The death chamber at the Walls Unit of the Texas Department of Corrections in Huntsville.
The death chamber at the Walls Unit of the Texas Department of Corrections in Huntsville. Star-Telegram archives

In perverse way, Texas has reason to be proud: The state executed only seven people in 2016, its lowest number in two decades.

Since the resumption of executions in 1982, as many as 40 Texas Death Row inmates have been executed in a single year (that peak was in 2000). A downward trend has been noticeable for the past decade.

For the second year in a row, according to the Texas Coalition to Abolish the Death Penalty, Texas jurors handed down death sentences to only three defendants.

This year, for the first time since 2002, Texas did not lead the nation in executions. Georgia was the leader, with nine people put to death by the state.

Texas’ highest criminal court, the Court of Criminal Appeals, granted seven stays of execution in 2016.

In 2015 and 2016 combined, the court granted 15 stays of execution. The court had granted only three stays from 2012 through 2014.

And even more rare, the Court of Criminal Appeals reversed the conviction and death sentence of a Waco man, Albert Love, on direct appeal from his 2013 conviction in the shooting deaths of two men.

From 2009 through 2015, the Court of Criminal Appeals did not reverse a single death penalty conviction on direct appeal, according to the Texas Defender Service.

“The rising number of stays suggests that the Court of Criminal Appeals is registering the concerns about the fairness and accuracy of our state’s capital punishment system,” said Kathryn Kase, executive director of Texas Defender Service.

Since 2012, 18 Death Row inmates have been given reduced sentences, while one was exonerated.

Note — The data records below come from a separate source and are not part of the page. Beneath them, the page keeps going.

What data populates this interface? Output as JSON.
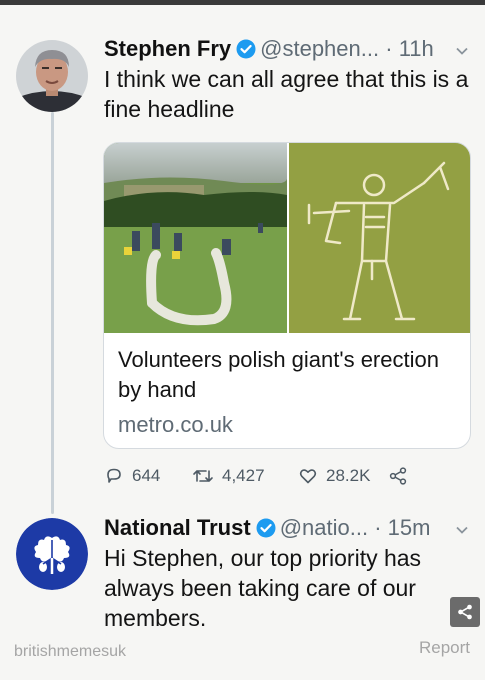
{
  "colors": {
    "verified": "#1d9bf0",
    "trust_blue": "#1d3aa6",
    "muted": "#5f6b75"
  },
  "tweets": [
    {
      "name": "Stephen Fry",
      "handle": "@stephen...",
      "dot": "·",
      "time": "11h",
      "text": "I think we can all agree that this is a fine headline",
      "avatar_icon": "portrait-photo",
      "card": {
        "title": "Volunteers polish giant's erection by hand",
        "domain": "metro.co.uk"
      },
      "stats": {
        "replies": "644",
        "retweets": "4,427",
        "likes": "28.2K"
      }
    },
    {
      "name": "National Trust",
      "handle": "@natio...",
      "dot": "·",
      "time": "15m",
      "text": "Hi Stephen, our top priority has always been taking care of our members.",
      "avatar_icon": "oak-leaf-logo"
    }
  ],
  "footer": {
    "watermark": "britishmemesuk",
    "report": "Report"
  }
}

The Texas Coalition to Abolish the Death Penalty report comes on the heels of another analysis from Harvard Law School’s Fair Punishment Project.

The Harvard study showed death penalty cases concentrated in large urban counties. Only 16 of the nation’s 3,143 counties or equivalent jurisdictions accounted for five or more death sentences each between 2010 and 2015.

The list includes Dallas County and Harris County (Houston).

The death penalty may never be abolished in Texas. But it’s already fading away.